In the Journal of Urology pharmacologists have proven that palmitoylethanolamide (PEA) protects the bladder against inflammation. This adds to the many clinical and experimental data supporting palmitoylethanolamide as an important natural protector for cells in crisis, such as during inflammation. Other animal studies have shown that PEA exerts therapeutically-relevant analgesic and neuroprotective effects as well. PEA is an endogenous mediator produced during
pathophysiological states to attenuate inflammation, neuronal damage and pain.
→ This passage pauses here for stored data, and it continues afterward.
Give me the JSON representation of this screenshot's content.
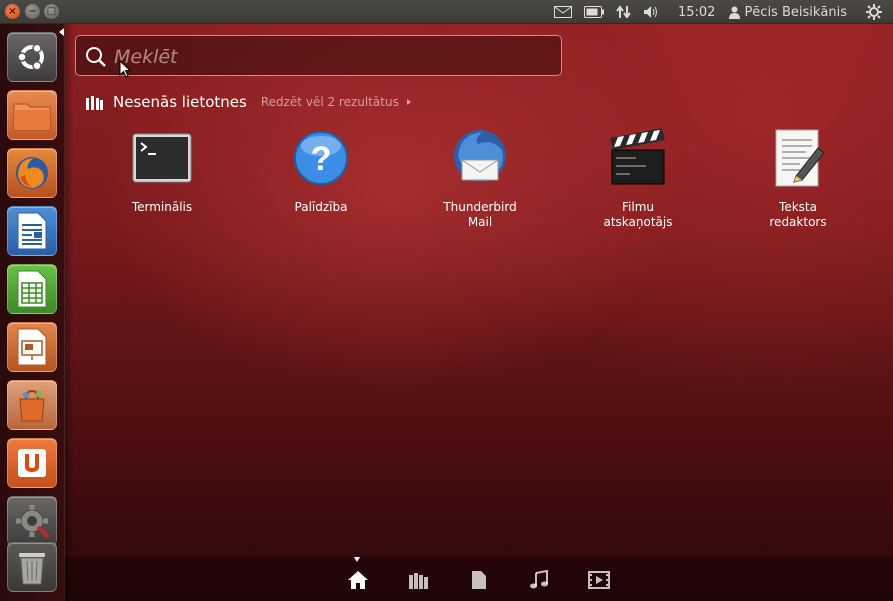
{
  "window_controls": {
    "close": "×",
    "minimize": "−",
    "maximize": "□"
  },
  "panel": {
    "clock": "15:02",
    "user": "Pēcis Beisikānis",
    "indicators": [
      "mail-icon",
      "battery-icon",
      "network-icon",
      "volume-icon",
      "user-icon",
      "session-gear-icon"
    ]
  },
  "launcher": {
    "items": [
      {
        "name": "dash-home",
        "icon": "ubuntu-logo-icon"
      },
      {
        "name": "files",
        "icon": "folder-icon"
      },
      {
        "name": "firefox",
        "icon": "firefox-icon"
      },
      {
        "name": "writer",
        "icon": "libreoffice-writer-icon"
      },
      {
        "name": "calc",
        "icon": "libreoffice-calc-icon"
      },
      {
        "name": "impress",
        "icon": "libreoffice-impress-icon"
      },
      {
        "name": "software-center",
        "icon": "software-center-icon"
      },
      {
        "name": "ubuntu-one",
        "icon": "ubuntu-one-icon"
      },
      {
        "name": "system-settings",
        "icon": "settings-icon"
      },
      {
        "name": "trash",
        "icon": "trash-icon"
      }
    ]
  },
  "search": {
    "placeholder": "Meklēt"
  },
  "section": {
    "title": "Nesenās lietotnes",
    "more": "Redzēt vēl 2 rezultātus"
  },
  "apps": [
    {
      "line1": "Terminālis",
      "line2": "",
      "icon": "terminal-icon"
    },
    {
      "line1": "Palīdzība",
      "line2": "",
      "icon": "help-icon"
    },
    {
      "line1": "Thunderbird",
      "line2": "Mail",
      "icon": "thunderbird-icon"
    },
    {
      "line1": "Filmu",
      "line2": "atskaņotājs",
      "icon": "movie-player-icon"
    },
    {
      "line1": "Teksta",
      "line2": "redaktors",
      "icon": "text-editor-icon"
    }
  ],
  "lenses": [
    "home-lens-icon",
    "applications-lens-icon",
    "files-lens-icon",
    "music-lens-icon",
    "video-lens-icon"
  ],
  "colors": {
    "accent": "#dd4814",
    "dash_bg": "#7a1a1d"
  }
}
The objective of the present study was to address the potential use of PEA to alleviate experimental cystitis. PEA is already widely in use for the treatment of the chronic bladder syndrome (in Italy and the Netherlands) and it alleviates chronic pain as well as the other signs of inflammation.
Together with other (older) data the results support to the beneficial effect of PEA on bladder function. The endogenous levels of PEA were increased in response to acute bladder inflammation, clearly pointing out the protective effects the body tries to achieve by the synthesis of this molecule.
The findings of this group and described in the study we here discuss, indicate that the naturally occurring molecule PEA is elevated in the bladder in response to an inflammatory insult and exerts beneficial effects in experimental cystitis when given exogenously.
Pessina F, Capasso R, Borrelli F, Aveta T, Buono L, Valacchi G, Fiorenzani P, Di Marzo V, Orlando P, Izzo AA. Protective effect of palmitoylethanolamide, a naturally-occurring molecule, in a rat model of cystitis. J Urol. 2014 Nov 18. pii: S0022-5347(14)04930-1. doi: 10.1016/j.juro.2014.11.083.